De bonnes intentions qui tournent au désastre

Ralentir la déforestation grâce aux économies de papier, réduire les déplacements en utilisant les vidéoconférences et en favorisant le télétravail, stocker les données des entreprises sur des supports numériques afin de garantir leur sécurité et leur pérennité, permettre l’accès des informations depuis n’importe quel matériel connecté… Toutes ces technologies ont été créées et démocratisées – on le sait dans un but économique – mais également pour venir au secours d’une planète qui suffoquait.
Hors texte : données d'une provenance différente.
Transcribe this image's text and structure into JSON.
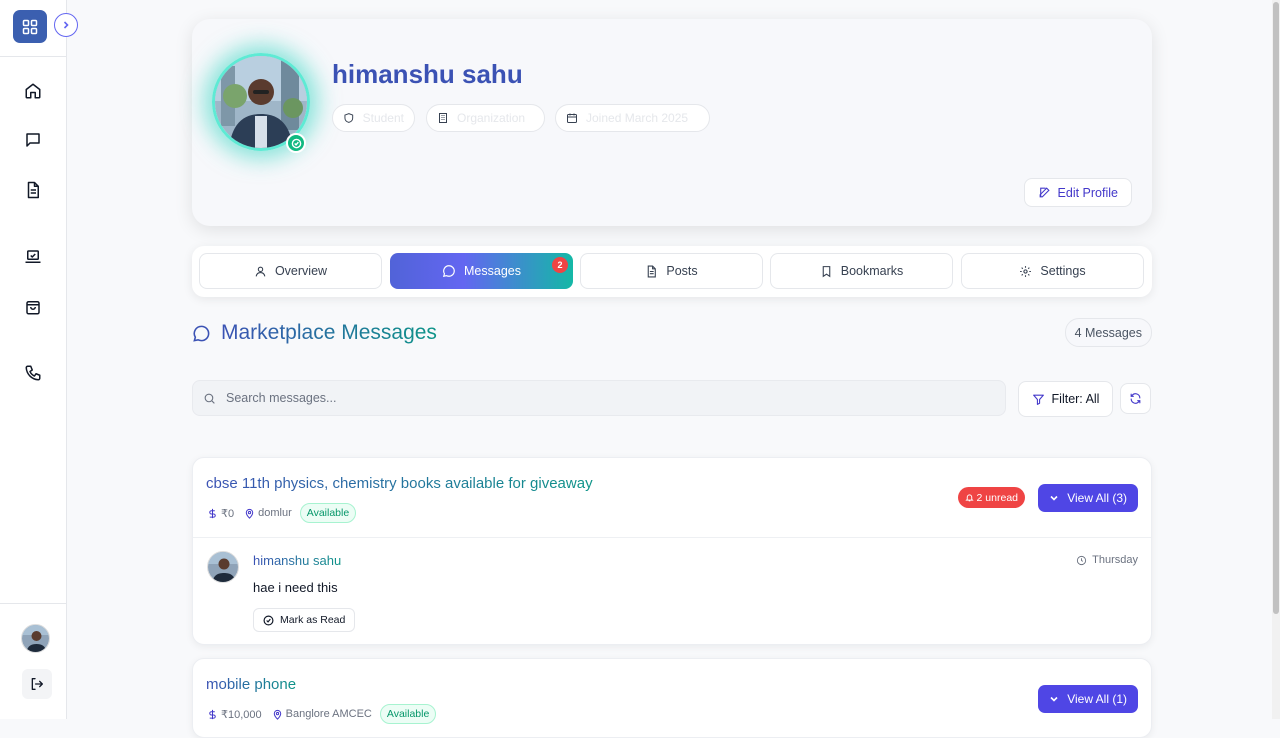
{
  "sidebar": {
    "items": [
      {
        "name": "home",
        "icon": "home-icon"
      },
      {
        "name": "chat",
        "icon": "chat-icon"
      },
      {
        "name": "documents",
        "icon": "document-icon"
      },
      {
        "name": "tasks",
        "icon": "check-laptop-icon"
      },
      {
        "name": "marketplace",
        "icon": "shopping-bag-icon"
      },
      {
        "name": "contact",
        "icon": "phone-icon"
      }
    ]
  },
  "profile": {
    "name": "himanshu sahu",
    "chips": [
      {
        "icon": "shield-icon",
        "label": "Student"
      },
      {
        "icon": "building-icon",
        "label": "Organization"
      },
      {
        "icon": "calendar-icon",
        "label": "Joined March 2025"
      }
    ],
    "edit_label": "Edit Profile"
  },
  "tabs": [
    {
      "label": "Overview",
      "icon": "user-icon",
      "active": false
    },
    {
      "label": "Messages",
      "icon": "message-icon",
      "active": true,
      "badge": "2"
    },
    {
      "label": "Posts",
      "icon": "document-icon",
      "active": false
    },
    {
      "label": "Bookmarks",
      "icon": "bookmark-icon",
      "active": false
    },
    {
      "label": "Settings",
      "icon": "gear-icon",
      "active": false
    }
  ],
  "messages_section": {
    "title": "Marketplace Messages",
    "count_label": "4 Messages",
    "search_placeholder": "Search messages...",
    "filter_label": "Filter: All"
  },
  "listings": [
    {
      "title": "cbse 11th physics, chemistry books available for giveaway",
      "price": "₹0",
      "location": "domlur",
      "status": "Available",
      "unread": "2 unread",
      "view_all": "View All (3)",
      "message": {
        "sender": "himanshu sahu",
        "time": "Thursday",
        "text": "hae i need this",
        "mark_read": "Mark as Read"
      }
    },
    {
      "title": "mobile phone",
      "price": "₹10,000",
      "location": "Banglore AMCEC",
      "status": "Available",
      "view_all": "View All (1)"
    }
  ],
  "colors": {
    "accent": "#4f46e5",
    "brand_blue": "#3b52b4",
    "teal": "#0d9488",
    "danger": "#ef4444",
    "success": "#10b981"
  }
}
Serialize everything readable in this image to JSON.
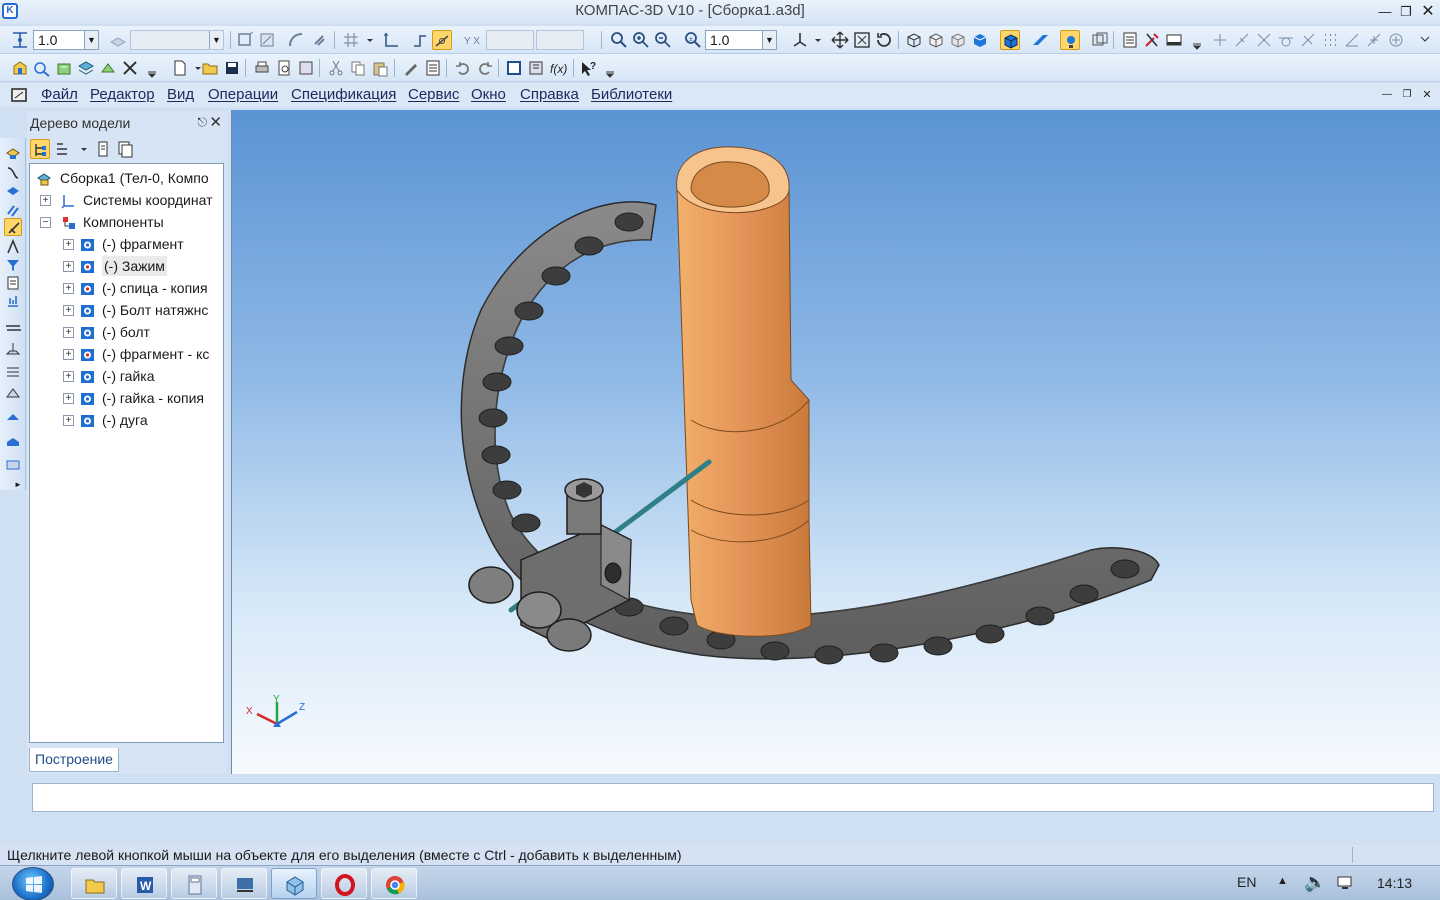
{
  "window": {
    "title": "КОМПАС-3D V10 - [Сборка1.a3d]",
    "controls": [
      "minimize",
      "restore",
      "close"
    ]
  },
  "toolbar": {
    "step_value": "1.0",
    "zoom_value": "1.0"
  },
  "menu": {
    "items": [
      "Файл",
      "Редактор",
      "Вид",
      "Операции",
      "Спецификация",
      "Сервис",
      "Окно",
      "Справка",
      "Библиотеки"
    ]
  },
  "model_tree": {
    "header": "Дерево модели",
    "root": "Сборка1 (Тел-0, Компо",
    "coord_systems": "Системы координат",
    "components_label": "Компоненты",
    "components": [
      "(-) фрагмент",
      "(-) Зажим",
      "(-) спица - копия",
      "(-) Болт натяжнс",
      "(-) болт",
      "(-) фрагмент - кс",
      "(-) гайка",
      "(-) гайка - копия",
      "(-) дуга"
    ],
    "tab": "Построение"
  },
  "axes": {
    "x": "X",
    "y": "Y",
    "z": "Z"
  },
  "status": {
    "message": "Щелкните левой кнопкой мыши на объекте для его выделения (вместе с Ctrl - добавить к выделенным)"
  },
  "taskbar": {
    "language": "EN",
    "time": "14:13",
    "apps": [
      "explorer",
      "word",
      "calculator",
      "network",
      "kompas",
      "opera",
      "chrome"
    ]
  },
  "colors": {
    "bone": "#e39a55",
    "metal": "#707070",
    "pin": "#2f7f86",
    "viewport_top": "#5b93d4"
  }
}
Sauf que, ce n’était qu’un excès d’optimisme et une ignorance non seulement des mécanismes réels engendrés par le tout numérique mais également de ses conséquences à moyen/long terme.

Certes, le numérique c’est du virtuel, du dématérialisé, mais c’est surtout une source de pollutions en constant développement. Pourquoi ? En autres, parce que l’on a vanté les bienfaits de la « société de l’information », parce que l’on a voulu réduire la fracture (fossé) numérique en démocratisant l’accès à Internet et aux technologies de l’information qui lui sont associées… Aujourd’hui, il faut rester connecté et même interconnecté ! Internet pour beaucoup favorise la diffusion du savoir, les échanges et le partage des connaissances. D’ailleurs en y regardant de plus près, les chiffres liés à Internet ont de quoi donner le vertige. Aujourd’hui (en 2016), 42% de la population mondiale est connectée à Internet via 2 milliards de mobiles et 1 milliard d’ordinateurs. La création de données numériques n’a jamais été aussi féconde et l’augmentation est exponentielle. Les mails échangés sont toujours aussi nombreux, même si la plupart d’entre eux sont des spams.
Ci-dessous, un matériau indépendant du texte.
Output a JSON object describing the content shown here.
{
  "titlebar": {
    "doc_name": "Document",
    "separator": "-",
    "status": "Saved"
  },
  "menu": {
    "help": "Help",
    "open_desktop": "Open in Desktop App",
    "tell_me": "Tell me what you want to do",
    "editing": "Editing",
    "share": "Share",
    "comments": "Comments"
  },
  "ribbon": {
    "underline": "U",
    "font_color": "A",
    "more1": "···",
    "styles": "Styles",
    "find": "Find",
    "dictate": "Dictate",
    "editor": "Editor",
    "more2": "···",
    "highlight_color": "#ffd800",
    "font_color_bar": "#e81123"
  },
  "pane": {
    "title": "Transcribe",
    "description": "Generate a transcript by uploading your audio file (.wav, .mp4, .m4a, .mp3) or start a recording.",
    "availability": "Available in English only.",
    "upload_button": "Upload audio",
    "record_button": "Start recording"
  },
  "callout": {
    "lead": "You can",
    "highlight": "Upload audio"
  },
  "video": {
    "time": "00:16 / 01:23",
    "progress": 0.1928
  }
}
Statistiques d’usage d’Internet (2016)

  •  3,025 milliards d’internautes, soit 42% de la population
  • 2,060 milliards d’inscrits sur les réseaux sociaux, soit 68% des internautes
  • Taux de pénétration d’Internet dans le Monde :- 81% en Amérique du Nord (86% au Canada, 80% aux USA), 78% en Europe de l’Ouest (83% en France), 18% en Afrique, 12% en Asie du Sud.
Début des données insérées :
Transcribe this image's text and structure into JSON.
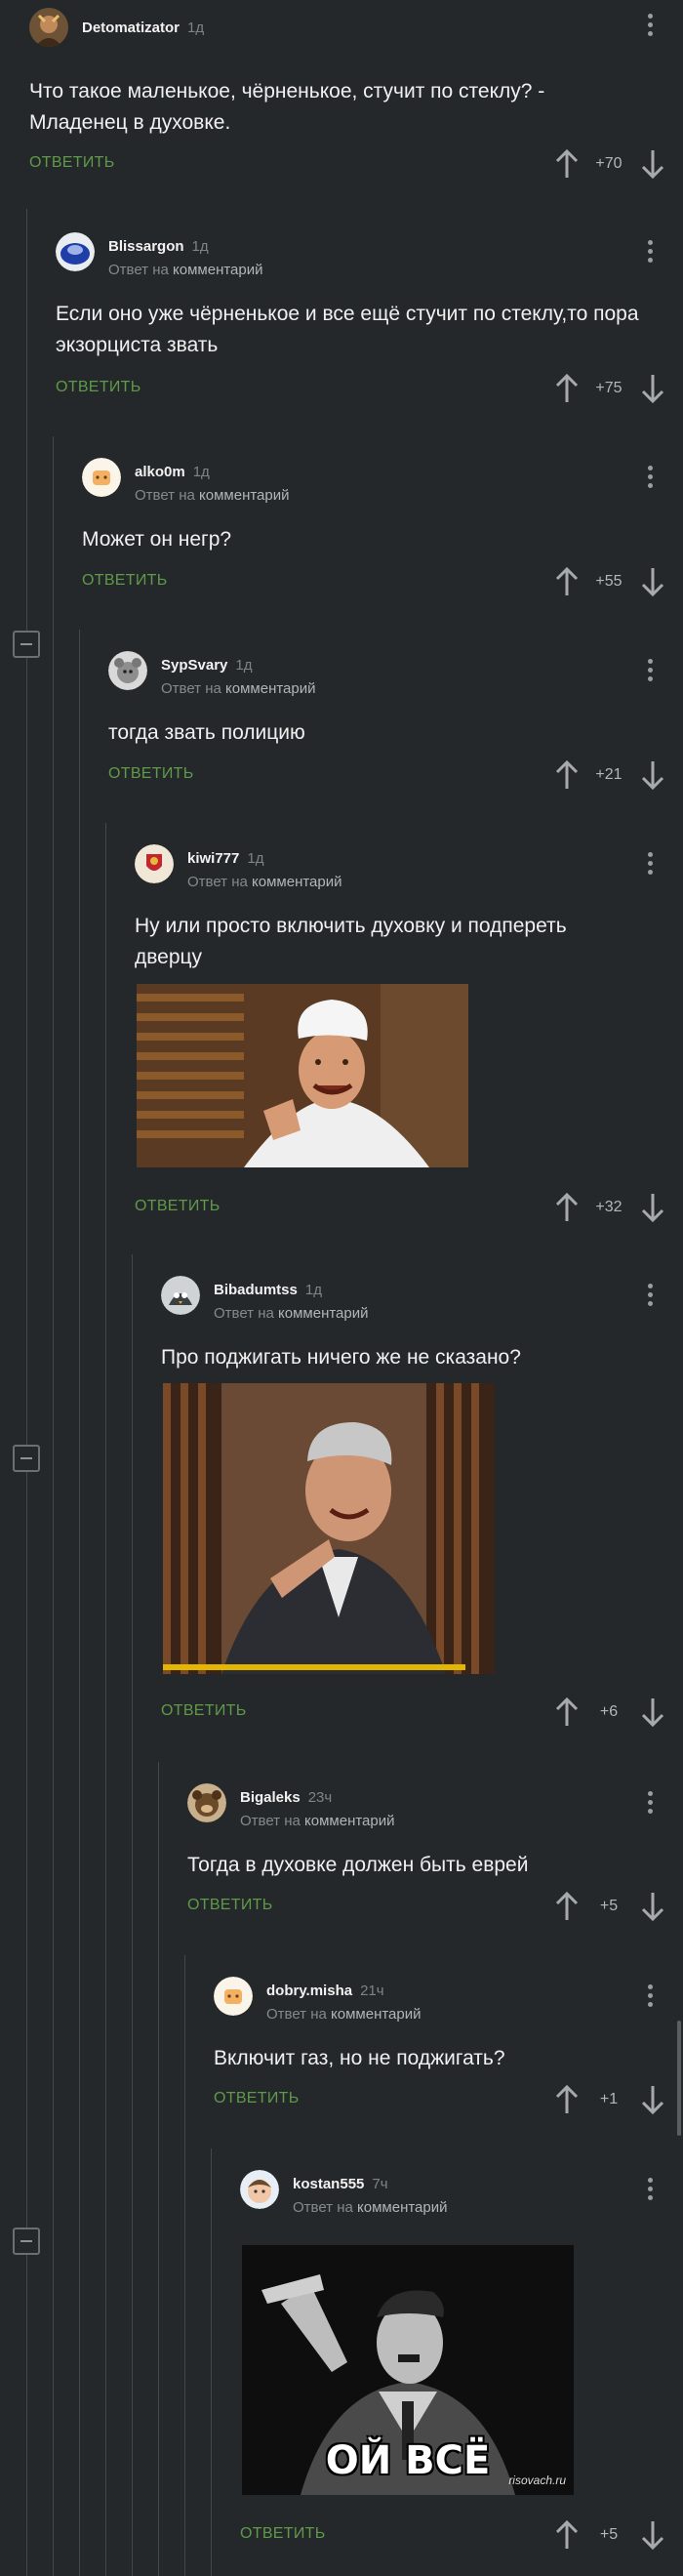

Ces terminaux d’accès ne représentent pourtant que la partie émergée de l’iceberg utilisant Internet. Au bout de nos câbles branchés, et de nos réseaux WIFI, c’est 45 millions de serveurs tournant à plein temps et 800 millions d’équipements réseaux. En 2035, on devrait compter 9 milliards d’utilisateurs ; la quantité de matériel nécessaire serait colossale. Et les dégâts sur l’environnement irréversibles.

Des pollutions numériques

Sans entrer dans trop de détails, il faut savoir que les pollutions environnementales issues du numérique se situent dans toutes les étapes du cycle de vie des objets technologiques dont nous sommes devenus friands :

  •  La fabrication de ces objets nécessite l’extraction de matières premières utiles au fonctionnement des composants électroniques comme les terres rares sources de pollutions des eaux entre autres,
  • L’utilisation quasi permanente de ces matériels génère des dépenses d’énergie insoupçonnées, car il faut alimenter les lieux de stockage des serveurs et les produits terminaux (ordinateurs, tablettes, portables…), pour répondre à l’exigence de rapidité de service des consommateurs. C’est un cercle vicieux… Plus le débit augmente, plus les documents téléchargés sont nombreux et lourds. On échange pour un oui, pour un non, sans mesurer l’impact réel de nos octets. L’ADEME a calculé qu’imprimer un document de 200 pages impacte moins que le lire à l’écran !
  • La fin de vie quant à elle est inquiétante puisque ces objets devenus « indispensables » ont une durée limitée dans le temps, innovations permanentes et obsolescence programmée obligent ! De plus, si on en croit les chiffres annoncés : seuls 15 % des 42 milliards de kilos annuels de déchets électroniques sont collectés et recyclés par les filières officielles conscientes des impacts environnementaux (ces déchets contiennent du mercure, du cadmium, du chrome et d’autres substances très néfastes pour la santé et les écosystèmes).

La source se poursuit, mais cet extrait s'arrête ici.